Well Power, Inc. (OTCBB:WPWR) Tries to Lure Investors
We have been following the stock of Well Power, Inc. (OTCBB:WPWR) ever since the $4.1 million pump touting them began a month ago. Since then the notorious newsletter StockTips has been issuing new email alerts almost daily in an attempt to create as much artificial hype around the stock as possible. As a result they managed to lift the stock from $0.2 per share to more than 80 cents at the end of February.
That high proved to be a bit too much for the company though and it closed in the red on the very next day. Last week was even worse. On Monday WPWR suffered a crash of nearly 30% dropping down to $0.58, then tried to recover for the next three session but on Friday wiped all its gains once more. The stock slashed 17% and ended the week at $0.54.
With the effect of the email touts starting to diminish WPWR decided to help and yesterday announced that they have completed the first round of equity financing that brought $250 000 in fresh funds to the company. Each unit offered was priced at $0.58, which is not that far from the recent market price of the stock, and consisted of one WPWR share and one warrant for the purchase of one share priced at $0.9. The news certainly caught the attention of investors and the stock surged by 26% closing the day at $0.69.

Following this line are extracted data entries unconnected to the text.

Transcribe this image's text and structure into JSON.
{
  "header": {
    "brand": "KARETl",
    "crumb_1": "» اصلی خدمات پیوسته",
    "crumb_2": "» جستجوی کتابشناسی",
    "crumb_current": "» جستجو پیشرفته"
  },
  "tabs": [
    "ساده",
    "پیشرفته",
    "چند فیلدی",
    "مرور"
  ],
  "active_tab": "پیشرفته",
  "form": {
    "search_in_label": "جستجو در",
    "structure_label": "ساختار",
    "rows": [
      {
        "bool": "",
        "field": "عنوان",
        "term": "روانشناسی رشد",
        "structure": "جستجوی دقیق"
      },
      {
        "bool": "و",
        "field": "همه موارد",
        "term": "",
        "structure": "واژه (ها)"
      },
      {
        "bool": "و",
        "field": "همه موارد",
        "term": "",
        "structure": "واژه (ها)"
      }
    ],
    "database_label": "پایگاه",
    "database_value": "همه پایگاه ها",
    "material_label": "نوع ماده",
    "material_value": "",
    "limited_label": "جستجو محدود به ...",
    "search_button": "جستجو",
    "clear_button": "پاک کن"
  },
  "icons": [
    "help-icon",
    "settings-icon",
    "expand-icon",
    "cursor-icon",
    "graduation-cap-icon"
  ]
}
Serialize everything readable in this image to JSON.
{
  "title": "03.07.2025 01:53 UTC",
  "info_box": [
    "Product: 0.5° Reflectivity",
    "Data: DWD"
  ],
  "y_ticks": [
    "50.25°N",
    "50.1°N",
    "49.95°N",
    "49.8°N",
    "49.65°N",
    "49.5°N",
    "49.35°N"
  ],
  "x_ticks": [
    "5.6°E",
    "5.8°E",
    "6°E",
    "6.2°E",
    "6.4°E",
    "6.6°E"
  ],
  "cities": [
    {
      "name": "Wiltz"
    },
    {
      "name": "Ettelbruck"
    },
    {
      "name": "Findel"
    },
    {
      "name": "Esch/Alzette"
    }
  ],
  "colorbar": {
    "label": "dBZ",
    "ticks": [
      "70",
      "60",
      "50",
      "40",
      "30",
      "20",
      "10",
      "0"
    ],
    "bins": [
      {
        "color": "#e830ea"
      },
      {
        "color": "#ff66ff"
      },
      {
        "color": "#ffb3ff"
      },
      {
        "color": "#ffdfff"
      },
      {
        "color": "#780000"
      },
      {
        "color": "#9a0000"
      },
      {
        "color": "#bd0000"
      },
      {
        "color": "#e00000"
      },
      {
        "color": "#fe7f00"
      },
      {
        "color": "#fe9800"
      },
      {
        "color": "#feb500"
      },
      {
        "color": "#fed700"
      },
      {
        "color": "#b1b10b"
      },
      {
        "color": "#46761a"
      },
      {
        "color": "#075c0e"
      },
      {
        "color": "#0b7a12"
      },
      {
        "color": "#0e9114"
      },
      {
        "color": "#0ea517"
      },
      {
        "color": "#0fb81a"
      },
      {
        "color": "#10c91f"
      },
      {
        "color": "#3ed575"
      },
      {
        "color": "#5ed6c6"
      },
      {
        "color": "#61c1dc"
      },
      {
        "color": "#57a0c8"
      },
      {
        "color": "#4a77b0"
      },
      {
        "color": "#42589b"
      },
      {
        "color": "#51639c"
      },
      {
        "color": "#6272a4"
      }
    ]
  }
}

Still, if you have read any of our previous articles covering the company you would realize that, sadly, $250 000 are not nearly enough to cover the company’s needs.
At the end of October, 2013 WPWR was nothing but a shell with zero assets and zero revenues. They managed to enter into an exclusive licensing agreement with ME Resource Corp., which gave the pumpers something to talk about, but even that deal raises quite a few concerns. WPWR have to pay $400 000 in two installments – $100 000 within 30 days and $300 thousand within 90 days. The 30 day period should have ended at the start of March while the only new influx of finance for the company was revealed yesterday.
In order to keep the license WPWR will also have to buy at least two of the Micro-Refinery Units each at $800 000 during the first year of the deal. With no 8-K filing covering the finance deal submitted as of yet we don’t know who the entity giving the money is or how many rounds are planned.
Coupled with the millions of extremely cheap shares held by insiders thanks to the 50-for-1 forward split done at the start of the year and the risks around the stock increase exponentially. Do your own due diligence and never invest unaffordable sums.